As of Q1 2025, the proportion of export payment transactions from Thailand (from partners in Cambodia) in US dollars and Thai baht is approximately 68.6% and 31.3% of the value of Thai exports to Cambodia, respectively. Meanwhile, the proportion of import payment transactions from Thailand (with partners in Cambodia) in US dollars and Thai baht is 49.3% and 49.8% of the value of goods imported from Cambodia (Figure 1).

However, mitigating FX risks is only a partial solution as it must be acknowledged that there are still other concerns in the business sector that need to be closely monitored in the future, such as the liquidity of cash transactions, as well as the impacts on trade/economic activities in border areas and the risks that may arise from partners and businesses operating in Cambodia.[1]
- Dimension of Investment in Cambodian Assets: Investors (including retail investors investing through investment agents and mutual funds, excluding private funds) currently have only a small number of retail investors investing in Cambodian financial instruments through agents, while the total outstanding investment is in equity instruments, which has gradually decreased over the past few years. As of April 2025, the outstanding amount was $0.42 million, accounting for only 0.003% of the total investment in foreign assets by retail investors (Figure 1).
It is noteworthy that mutual funds in Thailand do not invest in Cambodian financial instruments; thus, based on preliminary data, the direct link of retail investments and mutual funds to Cambodian financial assets is likely quite limited compared to investments in other more popular markets such as the US, Luxembourg, China, Japan, and Singapore, respectively.
- Dimension of the Banking Sector: Currently, Thai commercial banks provide financial services in Cambodia through branches or affiliated finance companies in which they hold shares, such as cross-border digital payment and money transfer services, QR code payment services, deposit services, and loans to support businesses and retail clients.
However, when looking at the exposure of five commercial banks in Cambodia, it is found that the proportion is still relatively small compared to their operations in Thailand.
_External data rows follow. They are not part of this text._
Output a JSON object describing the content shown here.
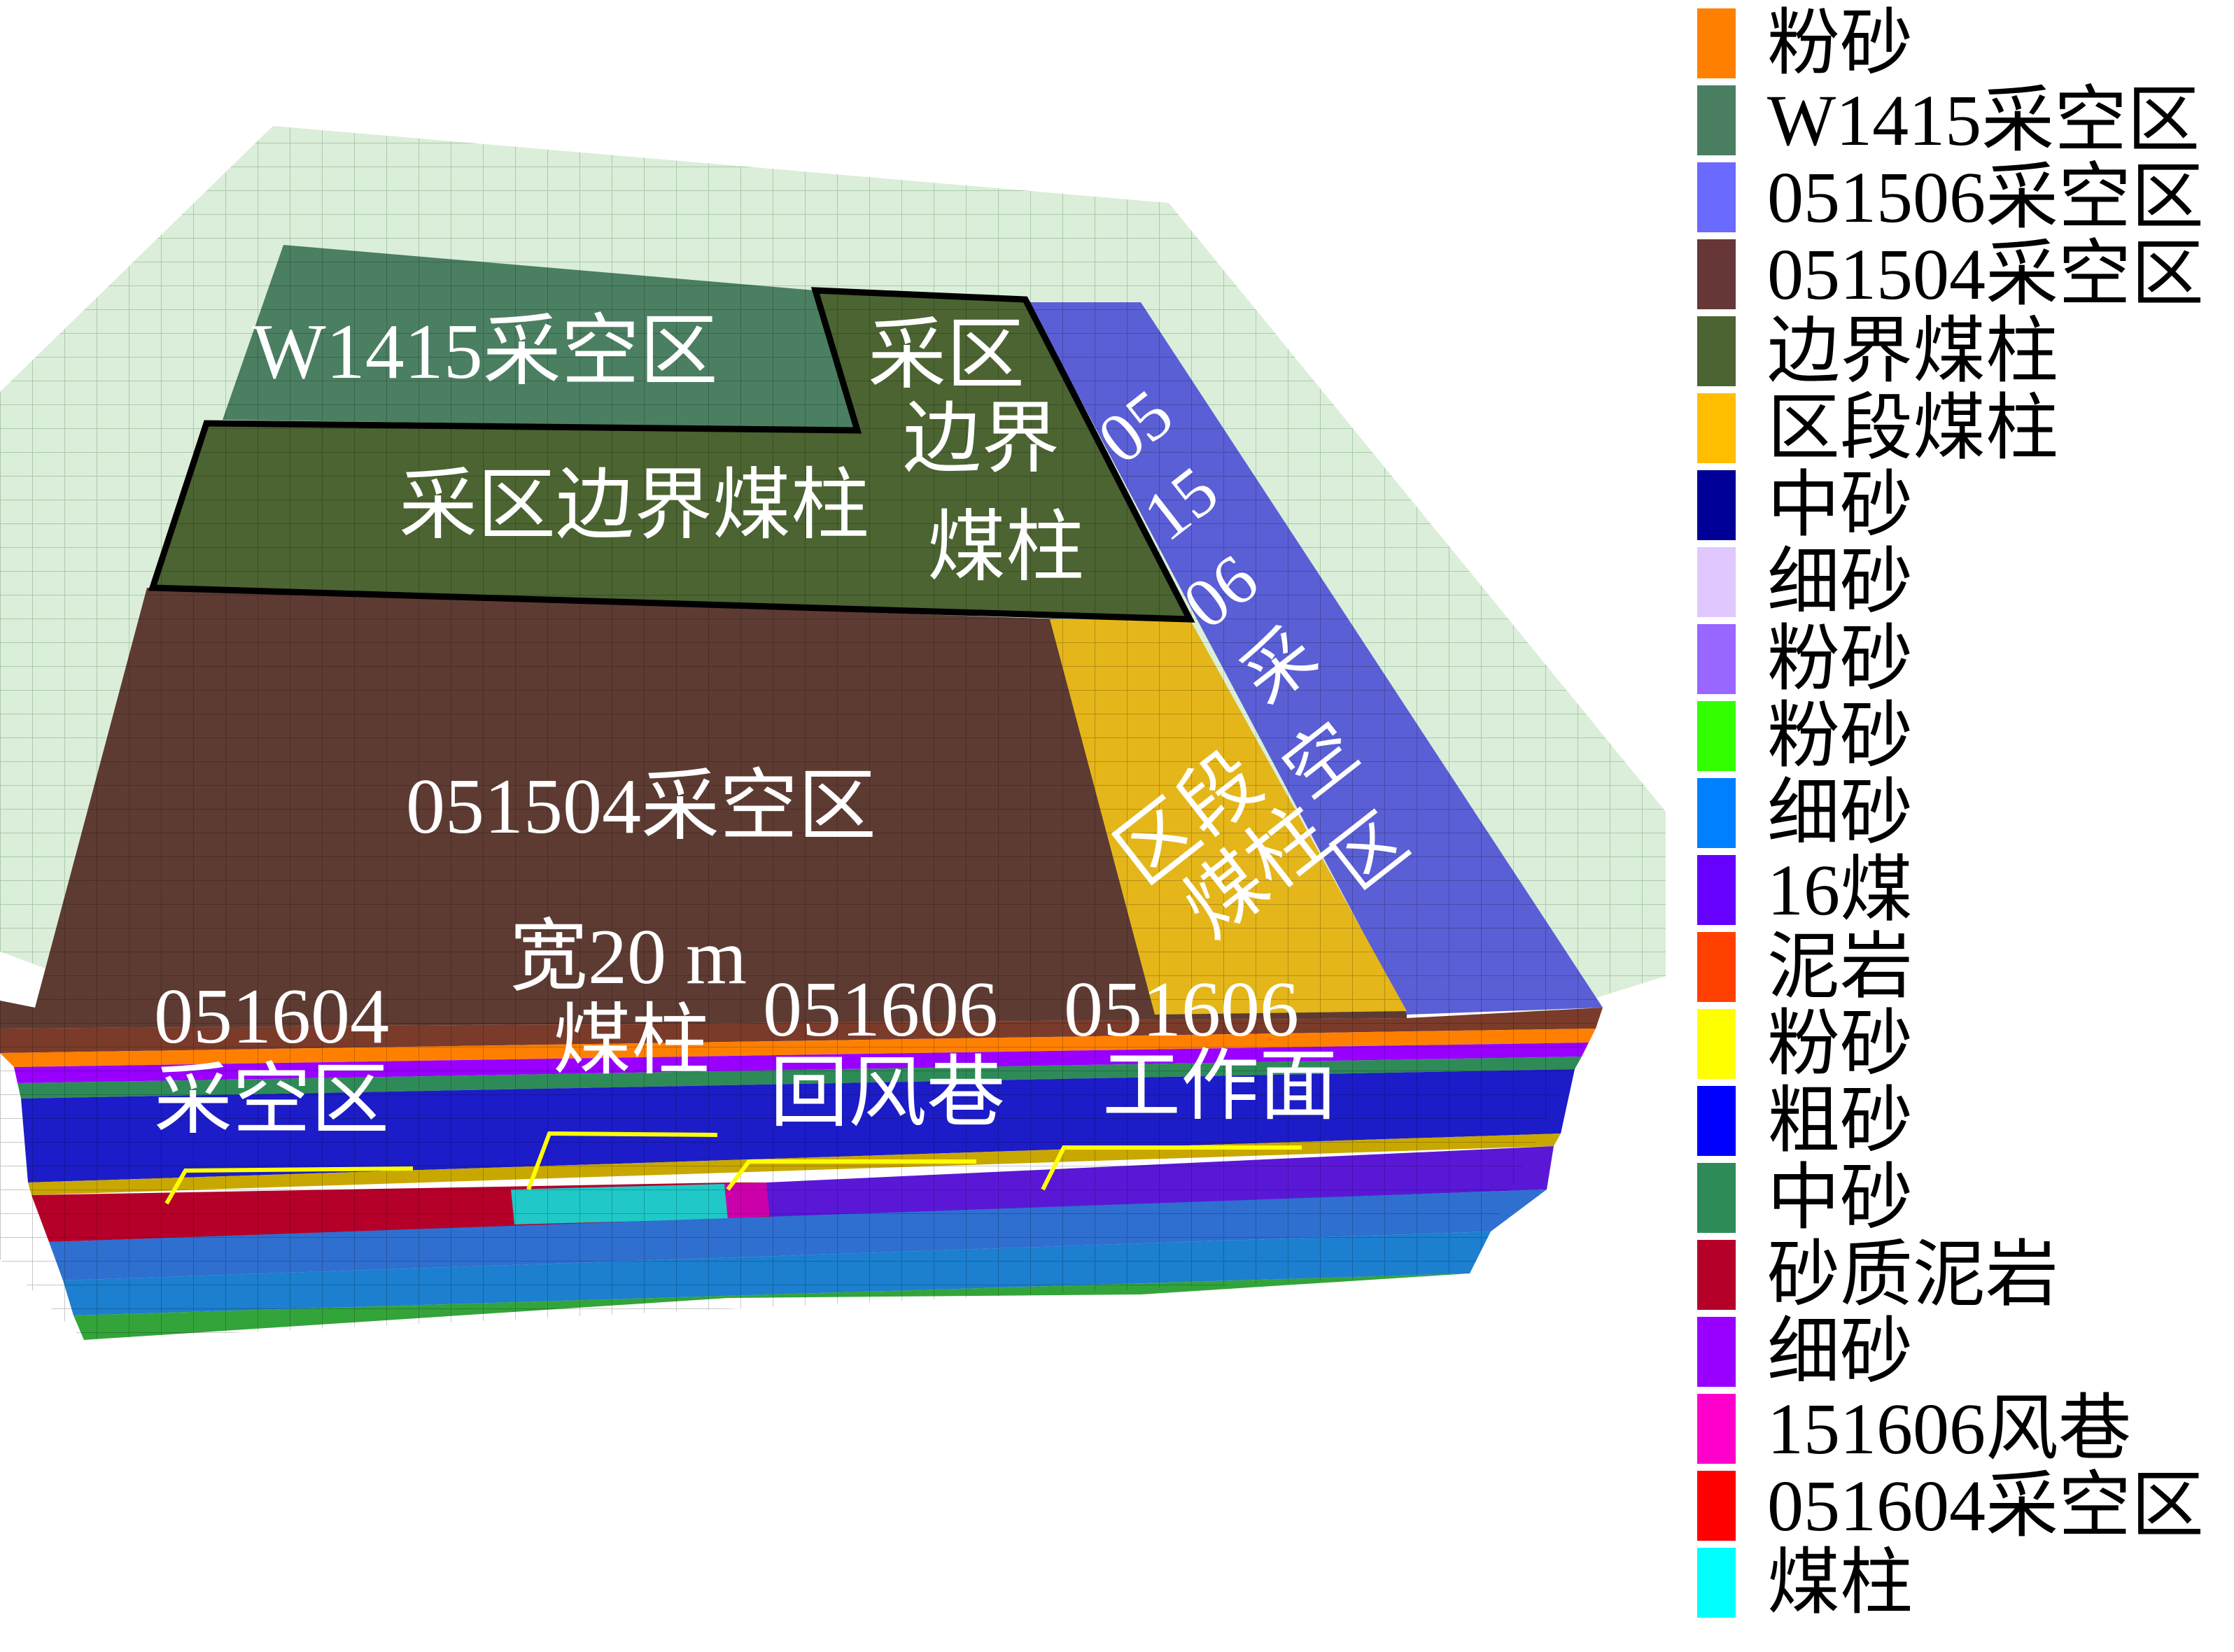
{
  "labels": {
    "w1415_goaf": "W1415采空区",
    "boundary_pillar_h": "采区边界煤柱",
    "boundary_pillar_v": [
      "采区",
      "边界",
      "煤柱"
    ],
    "goaf_051506_v": [
      "05",
      "15",
      "06",
      "采",
      "空",
      "区"
    ],
    "goaf_051504": "051504采空区",
    "section_pillar_v": [
      "区段",
      "煤柱"
    ],
    "goaf_051604": [
      "051604",
      "采空区"
    ],
    "pillar_20m": [
      "宽20 m",
      "煤柱"
    ],
    "airway_051606": [
      "051606",
      "回风巷"
    ],
    "face_051606": [
      "051606",
      "工作面"
    ]
  },
  "legend": [
    {
      "label": "粉砂",
      "color": "#ff8000"
    },
    {
      "label": "W1415采空区",
      "color": "#4b7f62"
    },
    {
      "label": "051506采空区",
      "color": "#6a6aff"
    },
    {
      "label": "051504采空区",
      "color": "#673636"
    },
    {
      "label": "边界煤柱",
      "color": "#4b6431"
    },
    {
      "label": "区段煤柱",
      "color": "#ffbf00"
    },
    {
      "label": "中砂",
      "color": "#000096"
    },
    {
      "label": "细砂",
      "color": "#e0c8ff"
    },
    {
      "label": "粉砂",
      "color": "#9966ff"
    },
    {
      "label": "粉砂",
      "color": "#33ff00"
    },
    {
      "label": "细砂",
      "color": "#0080ff"
    },
    {
      "label": "16煤",
      "color": "#6600ff"
    },
    {
      "label": "泥岩",
      "color": "#ff4000"
    },
    {
      "label": "粉砂",
      "color": "#ffff00"
    },
    {
      "label": "粗砂",
      "color": "#0000ff"
    },
    {
      "label": "中砂",
      "color": "#2e8b57"
    },
    {
      "label": "砂质泥岩",
      "color": "#b5002a"
    },
    {
      "label": "细砂",
      "color": "#9900ff"
    },
    {
      "label": "151606风巷",
      "color": "#ff00cc"
    },
    {
      "label": "051604采空区",
      "color": "#ff0000"
    },
    {
      "label": "煤柱",
      "color": "#00ffff"
    }
  ]
}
The asset size, loans, and deposits in Cambodia account for approximately 0.41%, 0.42%, and 0.26% respectively compared to the total outstanding amounts in the Thai commercial banking system (Figure 2).

Initially, Kasikorn Research Center views that the development of the relationship between Thailand and Cambodia remains a matter that needs continuous monitoring, with most concerns revolving around trade-related transactions and economic activities in border areas. However, the impact on the Thai banking sector will be manageable.
Given that the exposure in various aspects in Cambodia of Thai commercial banks is still not high, this reflects two important points: 1. In providing financial services abroad, commercial banks will adopt a cautious operational strategy, considering the availability of financial resources and defining the scope of financial services only in areas where they have expertise and align with trade, investment, and economic fundamentals. 2. Commercial banks closely monitor and assess situations, as well as manage risks in foreign business continuously. Therefore, it ensures that Thai commercial banks can effectively manage risks that may arise from their operations in Cambodia.
[1] The outstanding amount of direct investment from Thailand was $2,376 million at the end of 2024.